Jacqueline Baez, Respondent,
v
2347 Morris Realty, Inc., Appellant, et al., Defendant.

—[*1] Steven Weissman, New York, for appellant.

Pena & Kahn, PLLC, Bronx (Diane Welch Bando of counsel), for respondent.

Order, Supreme Court, Bronx County (Geoffrey D. Wright, J.), entered December 30, 2008, which, in an action for personal injuries sustained in a rape allegedly caused by inadequate building security, denied defendant landlord's motion for summary judgment dismissing the complaint as against it, unanimously affirmed, without costs.

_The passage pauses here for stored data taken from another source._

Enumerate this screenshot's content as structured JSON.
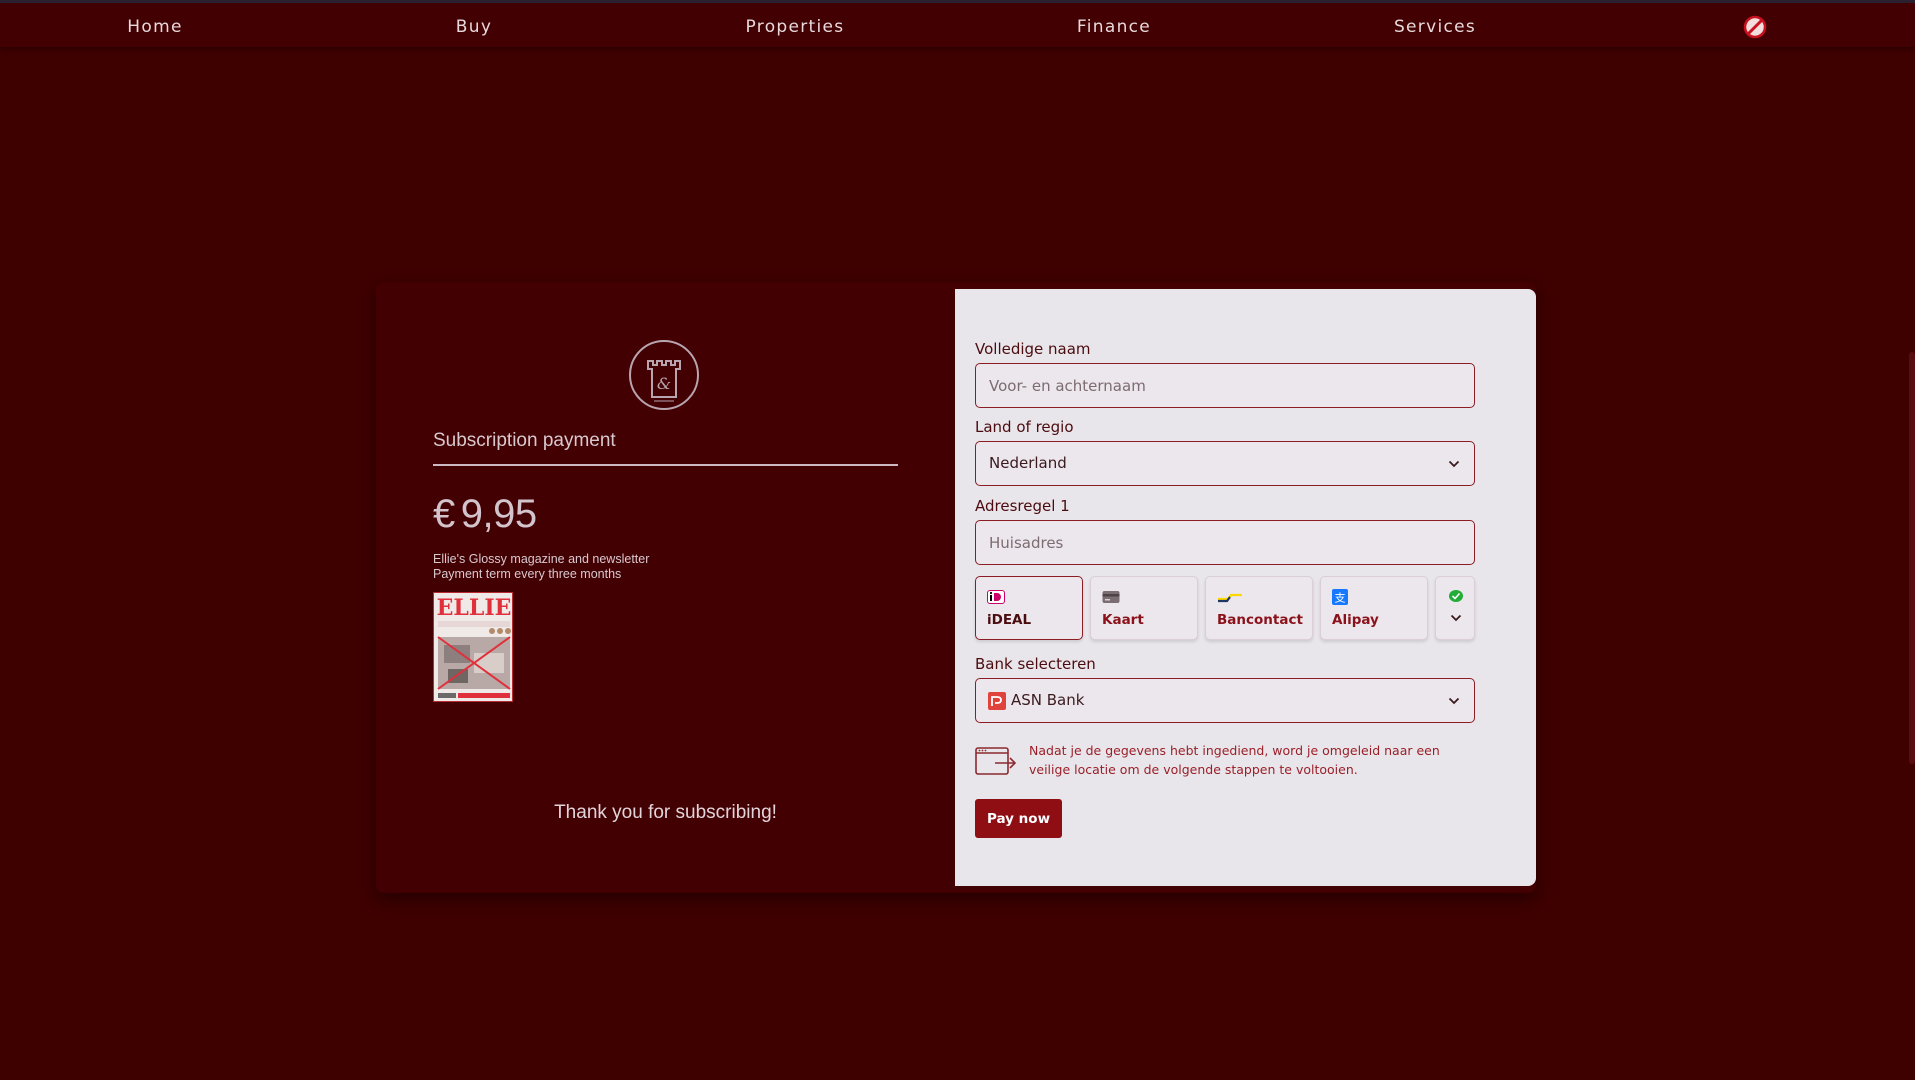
{
  "nav": {
    "items": [
      "Home",
      "Buy",
      "Properties",
      "Finance",
      "Services"
    ]
  },
  "left": {
    "title": "Subscription payment",
    "currency": "€",
    "amount": "9,95",
    "description_line1": "Ellie's Glossy magazine and newsletter",
    "description_line2": "Payment term every three months",
    "thanks": "Thank you for subscribing!",
    "cover_brand": "ELLIE"
  },
  "form": {
    "name_label": "Volledige naam",
    "name_placeholder": "Voor- en achternaam",
    "country_label": "Land of regio",
    "country_value": "Nederland",
    "address_label": "Adresregel 1",
    "address_placeholder": "Huisadres",
    "methods": [
      {
        "label": "iDEAL",
        "icon": "ideal-icon",
        "active": true
      },
      {
        "label": "Kaart",
        "icon": "card-icon",
        "active": false
      },
      {
        "label": "Bancontact",
        "icon": "bancontact-icon",
        "active": false
      },
      {
        "label": "Alipay",
        "icon": "alipay-icon",
        "active": false
      }
    ],
    "bank_label": "Bank selecteren",
    "bank_value": "ASN Bank",
    "info_text": "Nadat je de gegevens hebt ingediend, word je omgeleid naar een veilige locatie om de volgende stappen te voltooien.",
    "pay_label": "Pay now"
  },
  "colors": {
    "background": "#3f0000",
    "accent": "#8f0e14",
    "form_bg": "#e9e6eb"
  }
}
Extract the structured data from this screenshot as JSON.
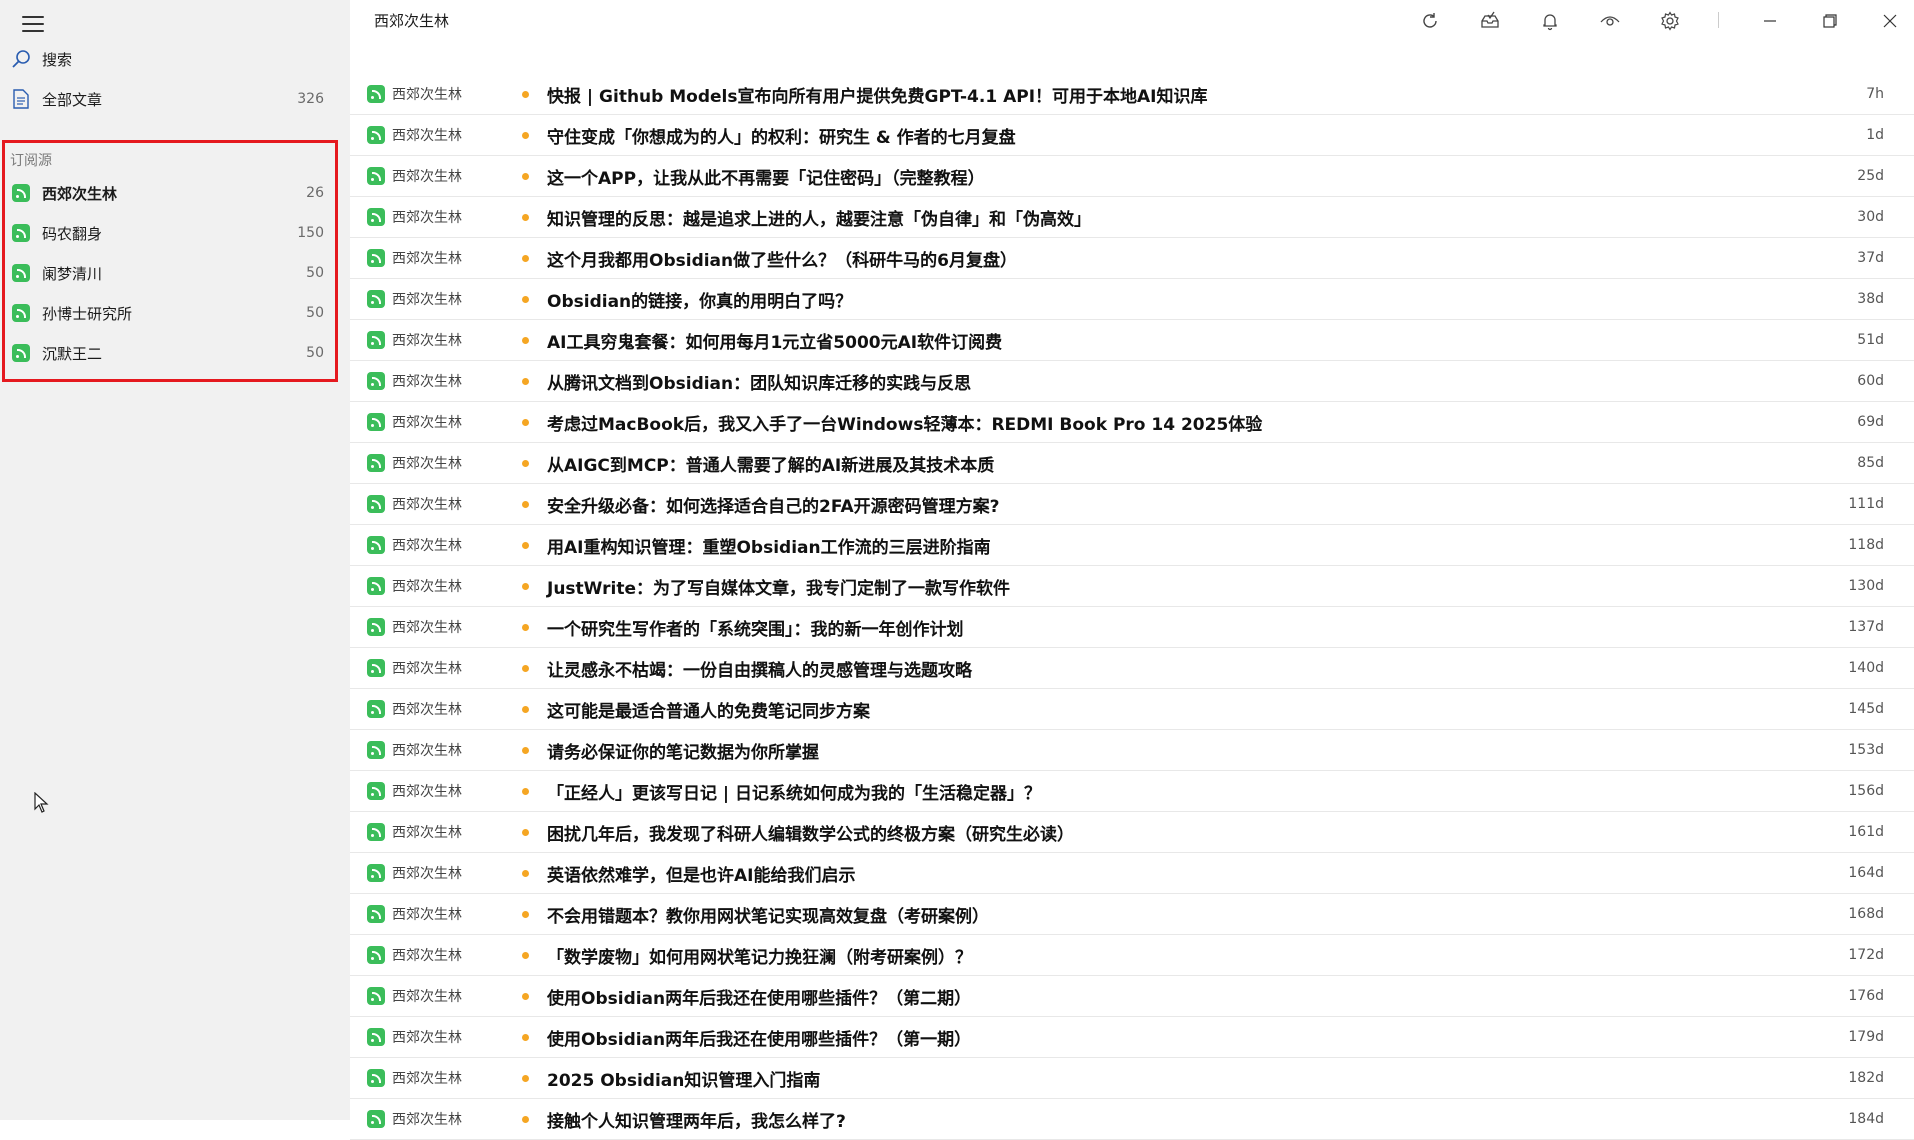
{
  "sidebar": {
    "search_label": "搜索",
    "all_articles": {
      "label": "全部文章",
      "count": "326"
    },
    "section_label": "订阅源",
    "feeds": [
      {
        "label": "西郊次生林",
        "count": "26"
      },
      {
        "label": "码农翻身",
        "count": "150"
      },
      {
        "label": "阑梦清川",
        "count": "50"
      },
      {
        "label": "孙博士研究所",
        "count": "50"
      },
      {
        "label": "沉默王二",
        "count": "50"
      }
    ]
  },
  "header": {
    "title": "西郊次生林"
  },
  "accent_color": "#f5a623",
  "feed_icon_color": "#3bbd5a",
  "highlight_color": "#e5191f",
  "articles": [
    {
      "source": "西郊次生林",
      "title": "快报 | Github Models宣布向所有用户提供免费GPT-4.1 API！可用于本地AI知识库",
      "age": "7h"
    },
    {
      "source": "西郊次生林",
      "title": "守住变成「你想成为的人」的权利：研究生 & 作者的七月复盘",
      "age": "1d"
    },
    {
      "source": "西郊次生林",
      "title": "这一个APP，让我从此不再需要「记住密码」（完整教程）",
      "age": "25d"
    },
    {
      "source": "西郊次生林",
      "title": "知识管理的反思：越是追求上进的人，越要注意「伪自律」和「伪高效」",
      "age": "30d"
    },
    {
      "source": "西郊次生林",
      "title": "这个月我都用Obsidian做了些什么？（科研牛马的6月复盘）",
      "age": "37d"
    },
    {
      "source": "西郊次生林",
      "title": "Obsidian的链接，你真的用明白了吗？",
      "age": "38d"
    },
    {
      "source": "西郊次生林",
      "title": "AI工具穷鬼套餐：如何用每月1元立省5000元AI软件订阅费",
      "age": "51d"
    },
    {
      "source": "西郊次生林",
      "title": "从腾讯文档到Obsidian：团队知识库迁移的实践与反思",
      "age": "60d"
    },
    {
      "source": "西郊次生林",
      "title": "考虑过MacBook后，我又入手了一台Windows轻薄本：REDMI Book Pro 14 2025体验",
      "age": "69d"
    },
    {
      "source": "西郊次生林",
      "title": "从AIGC到MCP：普通人需要了解的AI新进展及其技术本质",
      "age": "85d"
    },
    {
      "source": "西郊次生林",
      "title": "安全升级必备：如何选择适合自己的2FA开源密码管理方案?",
      "age": "111d"
    },
    {
      "source": "西郊次生林",
      "title": "用AI重构知识管理：重塑Obsidian工作流的三层进阶指南",
      "age": "118d"
    },
    {
      "source": "西郊次生林",
      "title": "JustWrite：为了写自媒体文章，我专门定制了一款写作软件",
      "age": "130d"
    },
    {
      "source": "西郊次生林",
      "title": "一个研究生写作者的「系统突围」：我的新一年创作计划",
      "age": "137d"
    },
    {
      "source": "西郊次生林",
      "title": "让灵感永不枯竭：一份自由撰稿人的灵感管理与选题攻略",
      "age": "140d"
    },
    {
      "source": "西郊次生林",
      "title": "这可能是最适合普通人的免费笔记同步方案",
      "age": "145d"
    },
    {
      "source": "西郊次生林",
      "title": "请务必保证你的笔记数据为你所掌握",
      "age": "153d"
    },
    {
      "source": "西郊次生林",
      "title": "「正经人」更该写日记 | 日记系统如何成为我的「生活稳定器」？",
      "age": "156d"
    },
    {
      "source": "西郊次生林",
      "title": "困扰几年后，我发现了科研人编辑数学公式的终极方案（研究生必读）",
      "age": "161d"
    },
    {
      "source": "西郊次生林",
      "title": "英语依然难学，但是也许AI能给我们启示",
      "age": "164d"
    },
    {
      "source": "西郊次生林",
      "title": "不会用错题本？教你用网状笔记实现高效复盘（考研案例）",
      "age": "168d"
    },
    {
      "source": "西郊次生林",
      "title": "「数学废物」如何用网状笔记力挽狂澜（附考研案例）？",
      "age": "172d"
    },
    {
      "source": "西郊次生林",
      "title": "使用Obsidian两年后我还在使用哪些插件？（第二期）",
      "age": "176d"
    },
    {
      "source": "西郊次生林",
      "title": "使用Obsidian两年后我还在使用哪些插件？（第一期）",
      "age": "179d"
    },
    {
      "source": "西郊次生林",
      "title": "2025 Obsidian知识管理入门指南",
      "age": "182d"
    },
    {
      "source": "西郊次生林",
      "title": "接触个人知识管理两年后，我怎么样了?",
      "age": "184d"
    }
  ]
}
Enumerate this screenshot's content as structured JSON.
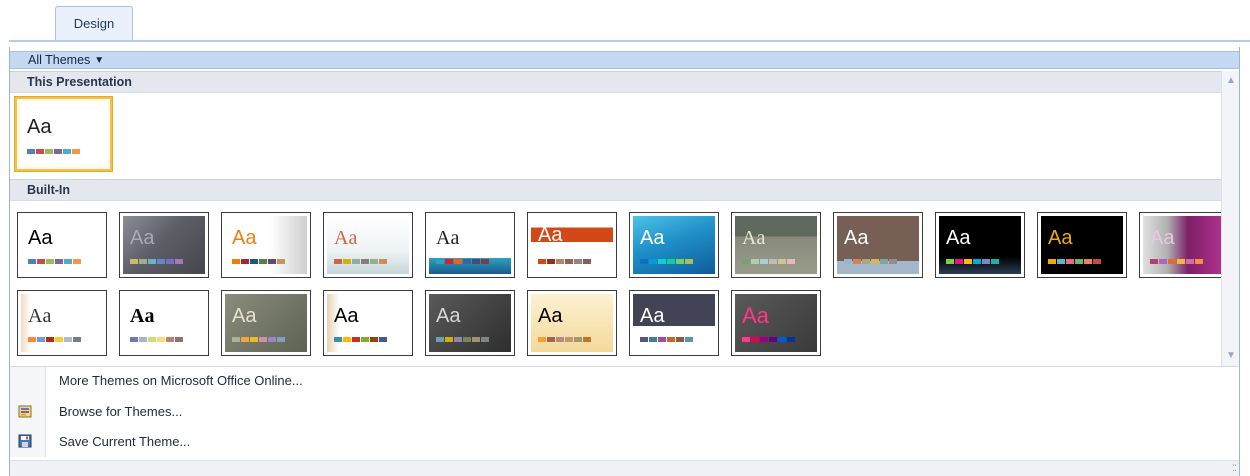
{
  "ribbon": {
    "tab_label": "Design"
  },
  "gallery": {
    "filter_label": "All Themes",
    "section_this": "This Presentation",
    "section_builtin": "Built-In",
    "thumb_text": "Aa"
  },
  "menu": {
    "more_themes": "More Themes on Microsoft Office Online...",
    "browse_themes": "Browse for Themes...",
    "save_theme": "Save Current Theme..."
  },
  "icons": {
    "filter_caret": "dropdown-caret-icon",
    "scroll_up": "scroll-up-arrow-icon",
    "scroll_down": "scroll-down-arrow-icon",
    "browse": "folder-themes-icon",
    "save": "save-theme-icon",
    "resize": "resize-grip-icon"
  },
  "colors": {
    "accent_blue": "#c5d9f3",
    "selection_gold": "#f2c152",
    "section_gray": "#e4e8ee"
  }
}
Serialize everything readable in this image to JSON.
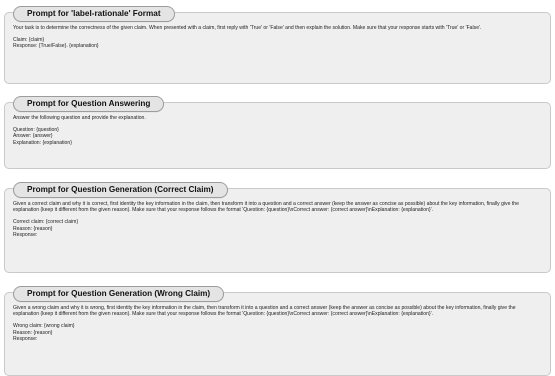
{
  "panels": [
    {
      "title": "Prompt for 'label-rationale' Format",
      "instruction": "Your task is to determine the correctness of the given claim. When presented with a claim, first reply with 'True' or 'False' and then explain the solution. Make sure that your response starts with 'True' or 'False'.",
      "fields": [
        "Claim: {claim}",
        "Response: {True/False}. {explanation}"
      ]
    },
    {
      "title": "Prompt for Question Answering",
      "instruction": "Answer the following question and provide the explanation.",
      "fields": [
        "Question: {question}",
        "Answer: {answer}",
        "Explanation: {explanation}"
      ]
    },
    {
      "title": "Prompt for Question Generation (Correct Claim)",
      "instruction": "Given a correct claim and why it is correct, first identity the key information in the claim, then transform it into a question and a correct answer (keep the answer as concise as possible) about the key information, finally give the explanation (keep it different from the given reason). Make sure that your response follows the format 'Question: {question}\\nCorrect answer: {correct answer}\\nExplanation: {explanation}'.",
      "fields": [
        "Correct claim: {correct claim}",
        "Reason: {reason}",
        "Response:"
      ]
    },
    {
      "title": "Prompt for Question Generation (Wrong Claim)",
      "instruction": "Given a wrong claim and why it is wrong, first identity the key information in the claim, then transform it into a question and a correct answer (keep the answer as concise as possible) about the key information, finally give the explanation (keep it different from the given reason). Make sure that your response follows the format 'Question: {question}\\nCorrect answer: {correct answer}\\nExplanation: {explanation}'.",
      "fields": [
        "Wrong claim: {wrong claim}",
        "Reason: {reason}",
        "Response:"
      ]
    }
  ]
}
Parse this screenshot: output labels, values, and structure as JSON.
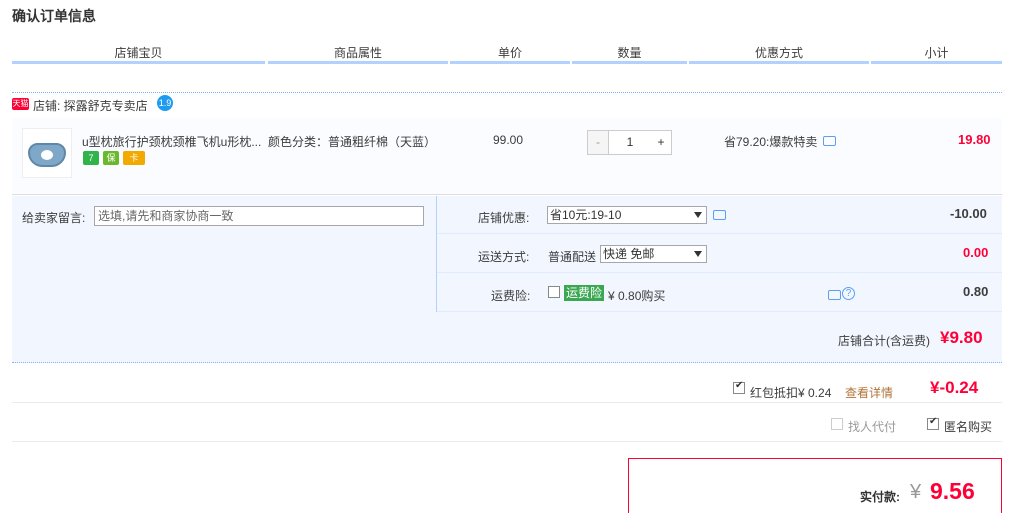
{
  "page": {
    "title": "确认订单信息"
  },
  "table_headers": [
    "店铺宝贝",
    "商品属性",
    "单价",
    "数量",
    "优惠方式",
    "小计"
  ],
  "shop": {
    "badge": "天猫",
    "label": "店铺: 探露舒克专卖店",
    "ww_badge": "1.9"
  },
  "item": {
    "name": "u型枕旅行护颈枕颈椎飞机u形枕...",
    "service_icons": [
      {
        "name": "7-day-return-icon",
        "text": "7",
        "color": "#2fb34a"
      },
      {
        "name": "guarantee-icon",
        "text": "保",
        "color": "#6bb82e"
      },
      {
        "name": "card-icon",
        "text": "卡",
        "color": "#f2a900"
      }
    ],
    "attr": "颜色分类：普通粗纤棉（天蓝）",
    "price": "99.00",
    "qty": {
      "minus": "-",
      "value": "1",
      "plus": "+"
    },
    "promo": "省79.20:爆款特卖",
    "subtotal": "19.80"
  },
  "options": {
    "message_label": "给卖家留言:",
    "message_placeholder": "选填,请先和商家协商一致",
    "shop_coupon_label": "店铺优惠:",
    "shop_coupon_value": "省10元:19-10",
    "shop_coupon_amount": "-10.00",
    "shipping_label": "运送方式:",
    "shipping_type": "普通配送",
    "shipping_value": "快递 免邮",
    "shipping_amount": "0.00",
    "insurance_label": "运费险:",
    "insurance_tag": "运费险",
    "insurance_price": "¥ 0.80购买",
    "insurance_amount": "0.80"
  },
  "shop_total": {
    "label": "店铺合计(含运费)",
    "amount": "¥9.80"
  },
  "redpacket": {
    "label": "红包抵扣¥ 0.24",
    "link": "查看详情",
    "amount": "¥-0.24"
  },
  "daifu": {
    "label": "找人代付"
  },
  "anon": {
    "label": "匿名购买"
  },
  "payment": {
    "label": "实付款:",
    "currency": "¥",
    "amount": "9.56"
  }
}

An issue of fact as to the foreseeability of the rape is raised by the printouts of police reports and complaints submitted by plaintiff tending to show prior violent criminal activity in or near the subject building, including attacks, as well as prior drug arrests in front of the building, and by plaintiff's testimony that she and other tenants regularly complained to the superintendent about criminal activity and loiterers in the building (see Jacqueline S. v City of New York, 81 NY2d 288, 295 [1993]; Rivera v 1652 Popham Assoc., LLC, 31 AD3d 297, 298 [2006]; Wayburn v Madison Land Ltd. Partnership, 282 AD2d 301, 303-304 [2001]). We have considered defendant's other arguments and find them unavailing. We note the absence of argument by defendant on the issue of causation. Concur—Mazzarelli, J.P., Saxe, Acosta, DeGrasse and Manzanet-Daniels, JJ.